Welt-Katastrophen-Bericht

Millionen Menschen erhalten nicht die nötige Hilfe

Das Rote Kreuz appelliert an Regierungen und den humanitären Sektor, die Massnahmen zugunsten der Schwächsten zu verstärken. Millionen Menschen in Not erhalten nicht die Hilfe, die sie benötigen. Dies zeigt der heute veröffentlichte «World Disasters Report» der Internationalen Rotkreuz-Föderation IFRC.

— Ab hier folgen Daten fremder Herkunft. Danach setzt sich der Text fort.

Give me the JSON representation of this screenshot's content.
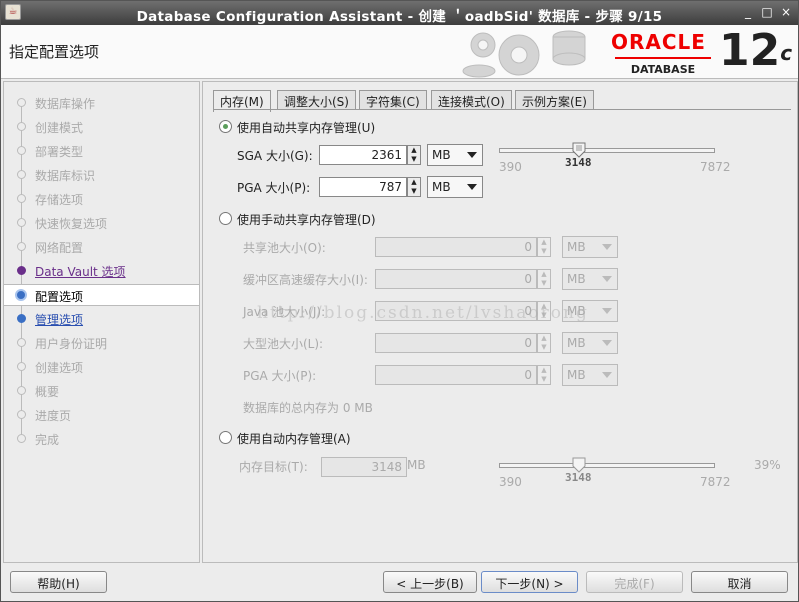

Die Internationale Föderation der Rotkreuz- und Rothalbmondgesellschaften IFRC warnt in ihrem heute veröffentlichten Bericht, dass Millionen von Menschen nicht die humanitäre Hilfe erhalten, die sie benötigen. Um das UNO-Ziel für nachhaltige Entwicklung «Leave No One Behind» zu erreichen, braucht es dringend mehr Engagement von Seiten Regierungen und dem humanitären Sektor. Dass die finanziellen Zuwendungen nicht Schritt halten können mit der steigenden Anzahl Katastrophen und ihren Auswirkungen, ist dabei nur eines der Probleme.

Weniger als 3 Prozent für lokale Hilfe

Laut Schätzungen der UNO benötigen 2018 134 Millionen Menschen humanitäre Hilfe, die internationalen Hilfsmassnahmen erreichen aber lediglich 97,4 Millionen Menschen. 27 Prozent der Betroffenen werden somit nicht erreicht. Der Bericht nennt folgende Gründe für diese Diskrepanz: Zu wenig finanzielle Mittel, fehlender Zugang zu Menschen in Not, Prioritätensetzung, zu wenig Bereitschaft, um marginalisierten Menschen zu helfen, die nicht in einer klassischen Konflikt- oder Krisensituation sind. Das Rote Kreuz fordert, dass die Mittelverteilung überdacht wird und lokale und nationale Organisationen mit direktem Zugang zu den Betroffenen besser unterstützt werden. 2017 wurden lediglich 2,9 Prozent (603 Millionen USD) der finanziellen humanitären Hilfe direkt an lokale Akteure vergeben.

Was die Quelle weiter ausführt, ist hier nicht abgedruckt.